Multiverse as an ensemble of stable and unstable Universes

TL;DR

This paper explores the stability of the Higgs vacuum across a multiverse, analyzing conditions under which universes with unstable vacua can survive longer than expected, using quantum theory of unstable states.

Contribution

It introduces a quantum framework for analyzing multiverse ensembles of unstable vacua and derives relations linking decay rates with cosmological parameters.

Findings

Discovered symmetry relations for metastable states.

Derived a relation between decay rate and Hubble parameter.

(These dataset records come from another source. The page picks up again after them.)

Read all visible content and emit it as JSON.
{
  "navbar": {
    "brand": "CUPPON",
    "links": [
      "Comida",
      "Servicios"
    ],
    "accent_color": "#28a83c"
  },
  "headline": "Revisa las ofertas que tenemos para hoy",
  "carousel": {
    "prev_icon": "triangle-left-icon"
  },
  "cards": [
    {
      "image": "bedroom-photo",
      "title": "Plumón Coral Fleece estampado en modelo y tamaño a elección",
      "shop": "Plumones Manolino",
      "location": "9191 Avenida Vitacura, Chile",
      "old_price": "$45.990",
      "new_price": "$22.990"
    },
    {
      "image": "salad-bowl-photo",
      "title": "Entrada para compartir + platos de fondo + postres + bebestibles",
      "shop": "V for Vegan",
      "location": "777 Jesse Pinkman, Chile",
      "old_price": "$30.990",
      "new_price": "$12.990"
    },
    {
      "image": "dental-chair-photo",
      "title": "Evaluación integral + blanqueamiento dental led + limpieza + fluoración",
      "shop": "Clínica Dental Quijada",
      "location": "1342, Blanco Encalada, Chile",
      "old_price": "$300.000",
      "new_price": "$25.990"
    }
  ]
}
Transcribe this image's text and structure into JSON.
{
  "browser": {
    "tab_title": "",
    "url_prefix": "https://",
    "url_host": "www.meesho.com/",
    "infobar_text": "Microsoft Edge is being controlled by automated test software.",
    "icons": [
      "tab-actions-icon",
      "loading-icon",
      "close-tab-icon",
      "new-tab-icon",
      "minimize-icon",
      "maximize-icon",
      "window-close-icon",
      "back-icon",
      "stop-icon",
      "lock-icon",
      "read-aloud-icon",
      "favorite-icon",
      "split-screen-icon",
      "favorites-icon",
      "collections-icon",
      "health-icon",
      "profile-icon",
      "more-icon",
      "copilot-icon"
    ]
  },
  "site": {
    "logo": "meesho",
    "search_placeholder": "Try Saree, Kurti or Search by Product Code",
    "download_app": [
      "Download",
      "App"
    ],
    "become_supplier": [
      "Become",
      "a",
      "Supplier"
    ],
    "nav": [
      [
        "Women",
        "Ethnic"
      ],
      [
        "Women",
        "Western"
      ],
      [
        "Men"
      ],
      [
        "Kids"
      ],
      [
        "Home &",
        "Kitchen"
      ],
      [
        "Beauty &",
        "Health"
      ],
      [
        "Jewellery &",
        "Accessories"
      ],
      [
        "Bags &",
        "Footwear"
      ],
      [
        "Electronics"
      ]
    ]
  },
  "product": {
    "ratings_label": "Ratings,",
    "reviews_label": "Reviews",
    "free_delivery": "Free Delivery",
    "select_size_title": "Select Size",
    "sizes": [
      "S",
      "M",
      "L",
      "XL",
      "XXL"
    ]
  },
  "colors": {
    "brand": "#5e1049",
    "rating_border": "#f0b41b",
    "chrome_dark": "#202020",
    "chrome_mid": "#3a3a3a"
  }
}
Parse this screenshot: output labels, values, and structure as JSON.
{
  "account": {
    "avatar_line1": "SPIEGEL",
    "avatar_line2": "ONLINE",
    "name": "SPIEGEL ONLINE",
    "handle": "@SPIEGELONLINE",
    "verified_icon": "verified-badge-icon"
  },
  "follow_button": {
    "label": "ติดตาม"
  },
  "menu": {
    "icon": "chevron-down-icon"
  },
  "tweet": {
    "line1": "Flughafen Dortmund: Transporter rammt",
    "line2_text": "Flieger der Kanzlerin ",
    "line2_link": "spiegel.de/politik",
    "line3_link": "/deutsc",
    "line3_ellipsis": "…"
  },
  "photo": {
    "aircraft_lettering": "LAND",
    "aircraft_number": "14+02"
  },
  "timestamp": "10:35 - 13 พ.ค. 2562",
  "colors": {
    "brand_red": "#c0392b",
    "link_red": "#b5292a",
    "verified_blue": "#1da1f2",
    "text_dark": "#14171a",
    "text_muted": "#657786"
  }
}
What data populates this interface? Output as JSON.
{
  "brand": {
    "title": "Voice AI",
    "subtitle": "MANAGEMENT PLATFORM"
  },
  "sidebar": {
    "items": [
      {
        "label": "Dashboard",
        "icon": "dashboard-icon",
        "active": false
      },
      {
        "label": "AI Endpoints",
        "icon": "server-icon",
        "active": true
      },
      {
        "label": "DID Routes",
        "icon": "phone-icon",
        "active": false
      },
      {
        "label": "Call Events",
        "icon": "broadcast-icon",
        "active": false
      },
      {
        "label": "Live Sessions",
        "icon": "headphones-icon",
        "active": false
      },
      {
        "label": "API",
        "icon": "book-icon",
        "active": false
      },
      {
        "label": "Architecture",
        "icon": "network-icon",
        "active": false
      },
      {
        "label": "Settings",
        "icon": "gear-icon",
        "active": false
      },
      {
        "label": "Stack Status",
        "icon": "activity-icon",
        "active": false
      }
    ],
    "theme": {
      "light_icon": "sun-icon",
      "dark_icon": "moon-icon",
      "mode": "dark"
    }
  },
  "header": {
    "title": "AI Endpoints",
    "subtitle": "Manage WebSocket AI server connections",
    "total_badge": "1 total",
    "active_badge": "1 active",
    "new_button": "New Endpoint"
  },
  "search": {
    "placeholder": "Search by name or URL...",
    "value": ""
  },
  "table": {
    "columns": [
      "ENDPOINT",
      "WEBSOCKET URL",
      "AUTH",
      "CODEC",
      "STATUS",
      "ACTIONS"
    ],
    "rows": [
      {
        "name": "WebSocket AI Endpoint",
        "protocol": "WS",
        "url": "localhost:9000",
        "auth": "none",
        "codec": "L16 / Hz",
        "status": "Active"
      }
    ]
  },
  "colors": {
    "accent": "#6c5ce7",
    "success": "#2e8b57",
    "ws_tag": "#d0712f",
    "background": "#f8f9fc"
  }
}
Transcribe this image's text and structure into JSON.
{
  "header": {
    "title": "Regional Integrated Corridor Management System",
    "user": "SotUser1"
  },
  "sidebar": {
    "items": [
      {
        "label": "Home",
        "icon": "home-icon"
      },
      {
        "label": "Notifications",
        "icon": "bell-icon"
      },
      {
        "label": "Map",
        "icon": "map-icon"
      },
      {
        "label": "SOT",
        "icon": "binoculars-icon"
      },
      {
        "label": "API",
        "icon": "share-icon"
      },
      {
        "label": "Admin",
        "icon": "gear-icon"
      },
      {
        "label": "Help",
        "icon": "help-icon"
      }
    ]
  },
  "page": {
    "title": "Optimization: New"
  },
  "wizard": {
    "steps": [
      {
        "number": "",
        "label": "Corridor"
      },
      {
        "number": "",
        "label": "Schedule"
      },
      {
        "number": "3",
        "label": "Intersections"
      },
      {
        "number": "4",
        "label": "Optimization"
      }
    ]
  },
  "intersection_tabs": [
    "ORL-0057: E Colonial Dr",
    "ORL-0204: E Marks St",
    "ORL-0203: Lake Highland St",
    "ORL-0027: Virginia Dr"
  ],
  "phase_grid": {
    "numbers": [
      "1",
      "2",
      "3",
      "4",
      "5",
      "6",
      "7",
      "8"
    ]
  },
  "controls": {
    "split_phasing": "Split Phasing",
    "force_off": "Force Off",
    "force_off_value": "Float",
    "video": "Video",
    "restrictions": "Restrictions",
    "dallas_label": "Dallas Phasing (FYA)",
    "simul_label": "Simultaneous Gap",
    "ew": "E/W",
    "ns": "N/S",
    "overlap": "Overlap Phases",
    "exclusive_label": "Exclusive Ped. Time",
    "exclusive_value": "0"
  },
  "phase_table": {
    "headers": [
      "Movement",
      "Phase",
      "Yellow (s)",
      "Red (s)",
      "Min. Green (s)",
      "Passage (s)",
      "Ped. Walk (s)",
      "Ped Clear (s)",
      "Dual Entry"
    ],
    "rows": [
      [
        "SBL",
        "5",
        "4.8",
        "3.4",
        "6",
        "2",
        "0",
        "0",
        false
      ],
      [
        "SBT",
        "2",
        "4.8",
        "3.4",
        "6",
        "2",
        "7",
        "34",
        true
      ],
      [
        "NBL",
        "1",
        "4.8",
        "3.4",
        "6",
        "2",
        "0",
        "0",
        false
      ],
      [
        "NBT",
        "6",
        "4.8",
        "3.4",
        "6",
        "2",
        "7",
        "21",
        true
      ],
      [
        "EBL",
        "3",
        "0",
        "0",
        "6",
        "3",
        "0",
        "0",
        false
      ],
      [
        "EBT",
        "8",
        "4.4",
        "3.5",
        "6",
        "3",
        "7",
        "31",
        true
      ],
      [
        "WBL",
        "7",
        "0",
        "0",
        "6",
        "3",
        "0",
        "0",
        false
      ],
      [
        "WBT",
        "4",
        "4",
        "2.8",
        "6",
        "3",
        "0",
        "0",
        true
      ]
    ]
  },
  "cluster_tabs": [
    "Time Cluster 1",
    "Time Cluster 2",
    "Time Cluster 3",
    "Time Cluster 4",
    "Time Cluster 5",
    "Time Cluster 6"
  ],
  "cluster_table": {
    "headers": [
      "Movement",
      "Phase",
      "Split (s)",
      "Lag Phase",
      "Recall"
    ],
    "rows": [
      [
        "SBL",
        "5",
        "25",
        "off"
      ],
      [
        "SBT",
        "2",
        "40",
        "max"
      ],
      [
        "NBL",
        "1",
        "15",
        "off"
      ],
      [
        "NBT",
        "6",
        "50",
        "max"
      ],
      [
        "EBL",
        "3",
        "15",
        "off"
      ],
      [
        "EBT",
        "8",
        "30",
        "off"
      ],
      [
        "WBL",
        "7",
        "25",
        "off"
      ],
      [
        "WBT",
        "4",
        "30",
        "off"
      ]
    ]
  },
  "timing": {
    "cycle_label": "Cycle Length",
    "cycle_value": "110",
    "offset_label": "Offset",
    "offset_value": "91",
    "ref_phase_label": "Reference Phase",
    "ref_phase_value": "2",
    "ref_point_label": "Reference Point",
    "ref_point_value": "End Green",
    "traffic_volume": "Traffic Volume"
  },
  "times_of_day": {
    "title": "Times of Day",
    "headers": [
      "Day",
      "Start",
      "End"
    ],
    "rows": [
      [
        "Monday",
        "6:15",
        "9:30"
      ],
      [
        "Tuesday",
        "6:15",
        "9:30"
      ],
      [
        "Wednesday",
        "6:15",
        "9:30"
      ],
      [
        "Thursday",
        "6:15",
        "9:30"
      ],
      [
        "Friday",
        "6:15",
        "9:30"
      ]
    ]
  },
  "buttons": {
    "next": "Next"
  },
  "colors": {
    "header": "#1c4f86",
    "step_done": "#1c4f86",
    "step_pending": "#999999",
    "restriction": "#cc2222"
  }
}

Explained conditions for universe longevity despite vacuum instability.

Abstract

Estimates of the Higgs and top quark masses, $m_{H} \simeq 125.10 \pm 0.14$ [GeV] and $m_{t} \simeq 172.76 \pm 0.30$ [GeV] based on the experimental results place the Standard Model in the region of the metastable vacuum. A consequence of the metastability of the Higgs vacuum is that it should induce the decay of the electroweak vacuum in the early Universe with catastrophic consequences. It may happen that certain universes were lucky enough to survive the time of canonical decay, that is the exponential decay, and live longer. This means that it is reasonable to analyze conditions allowing for that. We analyze properties of an ensemble of Universes with unstable vacua considered as an ensemble of unstable systems from the point of view of the quantum theory of unstable states. We found some symmetry relations for quantities characterizing the metastable state. We also found a relation linking the decay rate, ${\it\Gamma}$ of the metastable vacuum state with the Hubble parameter $H(t)$, which may help to explain why a universe with an unstable vacuum that lives longer then the canonical decay times need not decay.